= Magine =

Cloud-based TV platform

Magine TV was a cloud-based TV platform that allowed broadcasters to deliver live and time-shifted content to users, as well as catch-up and on demand programming, across all devices, including tablets, phones, Smart TVs and computers. The service did not require any set top boxes, cards, or start-up or installation fees. Magine TV worked with broadcasters and premium content providers to provide free to air and Pay TV to a variety of devices.

== History ==
The business launched commercially in March 2013 in its native Sweden, and in Germany in April 2014, hosting some of the world's best known brands and channels, including Disney, Discovery, CNN International, BBC, Eurosport, National Geographic, Nickelodeon and the Cartoon Network, as well as local networks.
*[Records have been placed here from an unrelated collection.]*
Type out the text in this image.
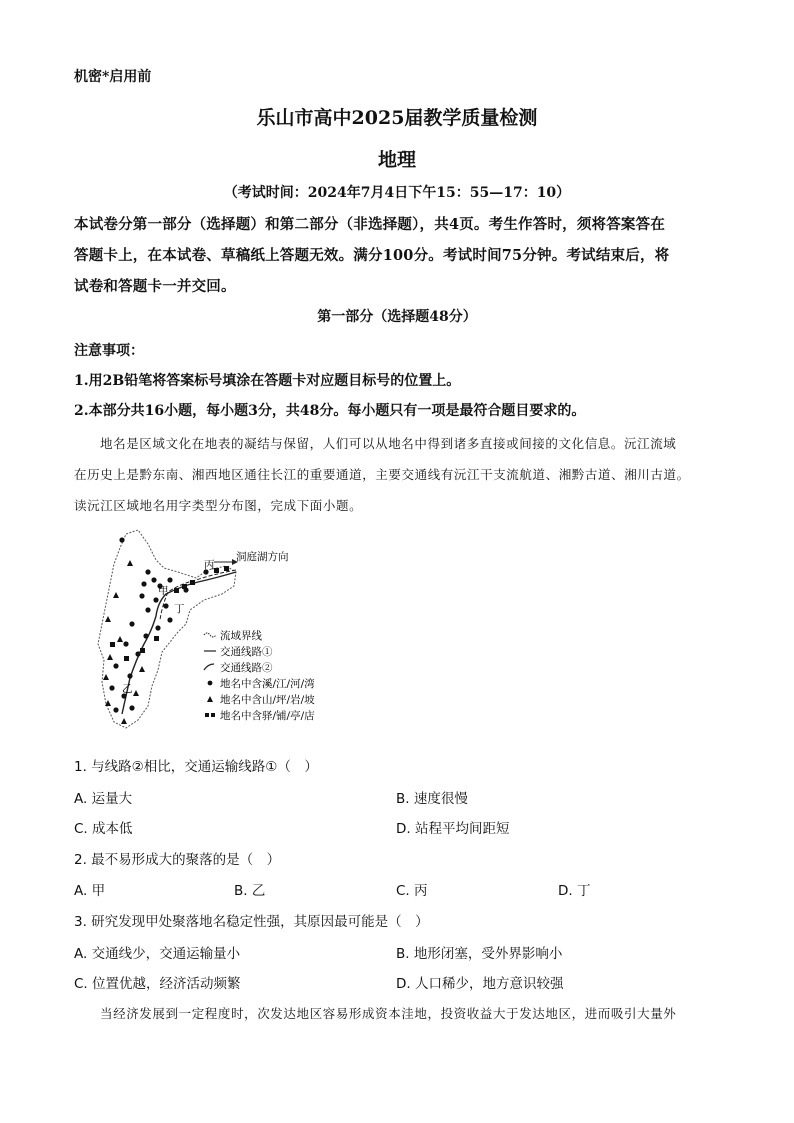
机密*启用前
乐山市高中2025届教学质量检测
地理
（考试时间：2024年7月4日下午15：55—17：10）
本试卷分第一部分（选择题）和第二部分（非选择题），共4页。考生作答时，须将答案答在
答题卡上，在本试卷、草稿纸上答题无效。满分100分。考试时间75分钟。考试结束后，将
试卷和答题卡一并交回。
第一部分（选择题48分）
注意事项：
1.用2B铅笔将答案标号填涂在答题卡对应题目标号的位置上。
2.本部分共16小题，每小题3分，共48分。每小题只有一项是最符合题目要求的。
地名是区域文化在地表的凝结与保留，人们可以从地名中得到诸多直接或间接的文化信息。沅江流域
在历史上是黔东南、湘西地区通往长江的重要通道，主要交通线有沅江干支流航道、湘黔古道、湘川古道。
读沅江区域地名用字类型分布图，完成下面小题。
洞庭湖方向
丙
甲
丁
乙
流域界线
交通线路①
交通线路②
地名中含溪/江/河/湾
地名中含山/坪/岩/坡
地名中含驿/铺/亭/店
1. 与线路②相比，交通运输线路①（　）
A. 运量大	B. 速度很慢
C. 成本低	D. 站程平均间距短
2. 最不易形成大的聚落的是（　）
A. 甲	B. 乙	C. 丙	D. 丁
3. 研究发现甲处聚落地名稳定性强，其原因最可能是（　）
A. 交通线少，交通运输量小	B. 地形闭塞，受外界影响小
C. 位置优越，经济活动频繁	D. 人口稀少，地方意识较强
当经济发展到一定程度时，次发达地区容易形成资本洼地，投资收益大于发达地区，进而吸引大量外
A Beta version was rolled out in Spain (July 2013) with broadcasters relevant to the territory, and a commercial launch set to follow. In July 2013, Magine closed a $19 million Series A funding round with a group of undisclosed Swedish and international investors.

In October 2013, Magine TV announced an agreement with leading international TV manufacturers: LG Electronics, Panasonic, and TP Vision (for Philips TV). The Magine app would be available on all Smart TVs produced by these manufacturers in key European territories from early 2014. In the same month, Magine was listed as one of Stockholm's hottest start-ups in WIRED Magazine.

On January 28, 2019, Magine TV terminated its streaming services to focus on business-to-business strategies, such as MaginePro. The business-to-consumer streaming platform was sold to Zattoo.